When the Biden administration announced in 2022 that it would remove some 4 million acres of federal land in Western states from oil and gas exploration, environmental groups hailed the decision as a milestone in their fight against global warming.
“With the oil and gas industry bent on despoiling American’s public lands and fueling the climate crisis, this is a critical opportunity for the Biden administration to chart a new path toward clean energy and independence from fossil fuels,” said Jeremy Nichols, a director with WildEarth Guardians.
But Nichols could just as easily have slapped himself on the back: The administration’s move was part of a private settlement of a lawsuit filed by WildEarth and others over the objections of energy consortiums, whose efforts to intervene in the matter were dismissed.

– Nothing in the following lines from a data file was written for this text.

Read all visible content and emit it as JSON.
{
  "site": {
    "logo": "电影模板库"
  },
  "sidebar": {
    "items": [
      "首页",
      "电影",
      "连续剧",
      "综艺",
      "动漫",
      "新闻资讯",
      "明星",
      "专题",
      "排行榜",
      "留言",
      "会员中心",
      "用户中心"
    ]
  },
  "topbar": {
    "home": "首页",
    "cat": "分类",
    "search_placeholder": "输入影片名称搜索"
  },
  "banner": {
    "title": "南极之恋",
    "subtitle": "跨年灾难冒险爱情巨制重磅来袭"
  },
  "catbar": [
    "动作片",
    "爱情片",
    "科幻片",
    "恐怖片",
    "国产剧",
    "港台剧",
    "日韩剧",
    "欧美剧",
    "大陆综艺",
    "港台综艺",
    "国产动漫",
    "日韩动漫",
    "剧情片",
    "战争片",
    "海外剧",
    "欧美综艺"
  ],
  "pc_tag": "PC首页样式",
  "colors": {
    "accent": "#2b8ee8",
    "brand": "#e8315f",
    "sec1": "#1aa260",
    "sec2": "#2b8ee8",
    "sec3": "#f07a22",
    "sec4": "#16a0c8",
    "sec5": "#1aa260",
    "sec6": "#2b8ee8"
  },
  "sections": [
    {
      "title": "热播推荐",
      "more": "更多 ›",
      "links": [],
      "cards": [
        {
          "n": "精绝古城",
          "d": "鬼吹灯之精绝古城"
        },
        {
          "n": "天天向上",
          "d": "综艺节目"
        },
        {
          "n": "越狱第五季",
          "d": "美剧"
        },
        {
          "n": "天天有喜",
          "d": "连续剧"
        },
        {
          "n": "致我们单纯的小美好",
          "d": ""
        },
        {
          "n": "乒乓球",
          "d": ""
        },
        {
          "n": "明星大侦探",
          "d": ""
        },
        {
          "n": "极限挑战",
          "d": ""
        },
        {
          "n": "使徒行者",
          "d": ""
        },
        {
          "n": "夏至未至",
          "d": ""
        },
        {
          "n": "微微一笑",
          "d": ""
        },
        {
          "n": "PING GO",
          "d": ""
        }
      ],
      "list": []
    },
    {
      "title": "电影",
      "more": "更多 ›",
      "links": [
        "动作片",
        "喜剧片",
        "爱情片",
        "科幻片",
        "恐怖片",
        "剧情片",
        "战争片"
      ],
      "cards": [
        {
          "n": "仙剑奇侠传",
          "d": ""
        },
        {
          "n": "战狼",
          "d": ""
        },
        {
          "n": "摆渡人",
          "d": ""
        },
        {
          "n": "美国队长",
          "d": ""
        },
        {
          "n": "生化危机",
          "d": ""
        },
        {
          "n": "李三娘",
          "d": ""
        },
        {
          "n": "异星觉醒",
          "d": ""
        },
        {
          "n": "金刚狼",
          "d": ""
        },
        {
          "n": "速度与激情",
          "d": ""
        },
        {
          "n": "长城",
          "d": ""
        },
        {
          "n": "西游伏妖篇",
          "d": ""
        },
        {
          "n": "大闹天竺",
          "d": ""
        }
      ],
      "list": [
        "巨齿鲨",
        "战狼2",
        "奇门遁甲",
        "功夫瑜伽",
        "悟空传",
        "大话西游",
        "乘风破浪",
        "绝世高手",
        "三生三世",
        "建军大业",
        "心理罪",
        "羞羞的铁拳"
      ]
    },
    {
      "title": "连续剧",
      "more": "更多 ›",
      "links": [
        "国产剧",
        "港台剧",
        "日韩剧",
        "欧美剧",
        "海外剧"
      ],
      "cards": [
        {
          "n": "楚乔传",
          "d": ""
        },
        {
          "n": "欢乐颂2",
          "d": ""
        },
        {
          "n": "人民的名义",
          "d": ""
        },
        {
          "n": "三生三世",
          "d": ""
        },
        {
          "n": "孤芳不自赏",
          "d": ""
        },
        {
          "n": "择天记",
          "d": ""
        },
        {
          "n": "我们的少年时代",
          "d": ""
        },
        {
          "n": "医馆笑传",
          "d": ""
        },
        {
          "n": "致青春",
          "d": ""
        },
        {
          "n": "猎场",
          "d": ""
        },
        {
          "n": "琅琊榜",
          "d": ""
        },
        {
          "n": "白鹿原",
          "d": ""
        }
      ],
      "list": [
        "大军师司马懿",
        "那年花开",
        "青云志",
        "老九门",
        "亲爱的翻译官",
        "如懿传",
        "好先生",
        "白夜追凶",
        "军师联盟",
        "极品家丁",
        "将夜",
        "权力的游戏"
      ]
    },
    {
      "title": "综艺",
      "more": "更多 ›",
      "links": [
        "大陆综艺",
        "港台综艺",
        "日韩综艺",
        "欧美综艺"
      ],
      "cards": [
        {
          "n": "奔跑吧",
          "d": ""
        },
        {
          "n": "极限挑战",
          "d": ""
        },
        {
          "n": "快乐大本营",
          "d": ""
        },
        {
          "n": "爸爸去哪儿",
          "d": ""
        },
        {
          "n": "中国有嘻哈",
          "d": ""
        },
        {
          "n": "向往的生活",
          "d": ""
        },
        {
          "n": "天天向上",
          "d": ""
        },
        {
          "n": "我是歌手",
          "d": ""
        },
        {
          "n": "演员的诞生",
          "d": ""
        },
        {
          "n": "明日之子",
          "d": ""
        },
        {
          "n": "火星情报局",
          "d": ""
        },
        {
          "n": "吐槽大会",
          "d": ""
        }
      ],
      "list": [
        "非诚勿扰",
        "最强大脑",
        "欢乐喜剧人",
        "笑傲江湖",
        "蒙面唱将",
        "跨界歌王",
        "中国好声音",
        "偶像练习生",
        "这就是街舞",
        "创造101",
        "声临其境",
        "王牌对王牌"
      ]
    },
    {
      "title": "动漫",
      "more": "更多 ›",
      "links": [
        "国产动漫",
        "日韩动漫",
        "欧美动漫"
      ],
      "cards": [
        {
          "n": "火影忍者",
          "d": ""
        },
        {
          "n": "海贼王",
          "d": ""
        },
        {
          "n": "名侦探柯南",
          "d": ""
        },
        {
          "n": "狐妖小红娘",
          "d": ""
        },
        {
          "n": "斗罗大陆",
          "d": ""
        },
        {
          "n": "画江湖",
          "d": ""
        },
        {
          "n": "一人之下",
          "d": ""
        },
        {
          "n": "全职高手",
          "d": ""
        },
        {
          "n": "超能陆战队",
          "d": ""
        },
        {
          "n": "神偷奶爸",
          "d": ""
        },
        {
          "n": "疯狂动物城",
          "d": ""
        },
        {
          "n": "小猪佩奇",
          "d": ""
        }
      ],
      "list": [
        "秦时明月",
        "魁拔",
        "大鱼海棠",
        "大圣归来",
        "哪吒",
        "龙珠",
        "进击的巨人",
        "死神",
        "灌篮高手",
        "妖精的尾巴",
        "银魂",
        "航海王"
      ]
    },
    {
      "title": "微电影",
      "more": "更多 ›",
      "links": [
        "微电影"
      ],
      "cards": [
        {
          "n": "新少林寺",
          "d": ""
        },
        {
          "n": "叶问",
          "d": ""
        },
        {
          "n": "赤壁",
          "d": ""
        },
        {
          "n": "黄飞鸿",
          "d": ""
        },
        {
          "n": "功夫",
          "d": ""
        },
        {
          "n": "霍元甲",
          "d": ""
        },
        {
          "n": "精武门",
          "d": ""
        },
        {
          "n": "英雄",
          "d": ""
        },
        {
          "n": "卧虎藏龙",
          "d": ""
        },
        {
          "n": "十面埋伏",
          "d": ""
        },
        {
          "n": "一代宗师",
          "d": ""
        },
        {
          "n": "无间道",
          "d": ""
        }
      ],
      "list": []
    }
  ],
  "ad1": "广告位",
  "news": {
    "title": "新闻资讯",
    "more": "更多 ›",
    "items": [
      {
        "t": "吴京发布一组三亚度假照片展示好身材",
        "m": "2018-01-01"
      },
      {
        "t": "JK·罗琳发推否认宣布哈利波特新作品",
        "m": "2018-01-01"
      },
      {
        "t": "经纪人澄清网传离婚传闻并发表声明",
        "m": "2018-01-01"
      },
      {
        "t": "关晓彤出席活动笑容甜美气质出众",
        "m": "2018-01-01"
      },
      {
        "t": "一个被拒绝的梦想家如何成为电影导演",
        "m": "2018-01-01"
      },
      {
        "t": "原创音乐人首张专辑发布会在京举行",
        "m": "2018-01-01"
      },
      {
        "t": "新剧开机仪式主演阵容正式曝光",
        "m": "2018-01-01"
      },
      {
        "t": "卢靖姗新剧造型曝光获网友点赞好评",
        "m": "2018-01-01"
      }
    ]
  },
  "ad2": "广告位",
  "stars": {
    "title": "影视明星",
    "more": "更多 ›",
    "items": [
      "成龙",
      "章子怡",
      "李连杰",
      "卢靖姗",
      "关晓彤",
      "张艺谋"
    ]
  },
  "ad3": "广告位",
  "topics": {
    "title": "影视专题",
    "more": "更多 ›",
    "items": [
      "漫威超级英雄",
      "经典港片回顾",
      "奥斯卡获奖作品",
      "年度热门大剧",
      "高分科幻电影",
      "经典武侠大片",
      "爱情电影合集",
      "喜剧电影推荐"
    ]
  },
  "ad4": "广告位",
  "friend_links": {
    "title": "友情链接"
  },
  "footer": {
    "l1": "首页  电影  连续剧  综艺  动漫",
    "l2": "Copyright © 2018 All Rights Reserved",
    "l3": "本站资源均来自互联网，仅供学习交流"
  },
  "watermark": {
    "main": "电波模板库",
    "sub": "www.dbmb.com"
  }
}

A similar thing happened last August, when the Biden administration announced it had agreed to exclude 6 million acres of the energy-rich Gulf of Mexico seabed from exploration to settle a lawsuit brought by environmental groups, including the Sierra Club — an announcement that triggered operational delays for the industry and expensive litigation to overturn.
Administration critics say these moves reflect the resurgence of a practice embraced by the Obama administration and rejected during Donald Trump’s presidency: “sue and settle.” The tactic is simple: An advocacy group sues a federal agency for failing to enforce laws or regulations. Agency officials and the plaintiffs then come to a private agreement, and that deal is ratified by the courts via a binding consent decree.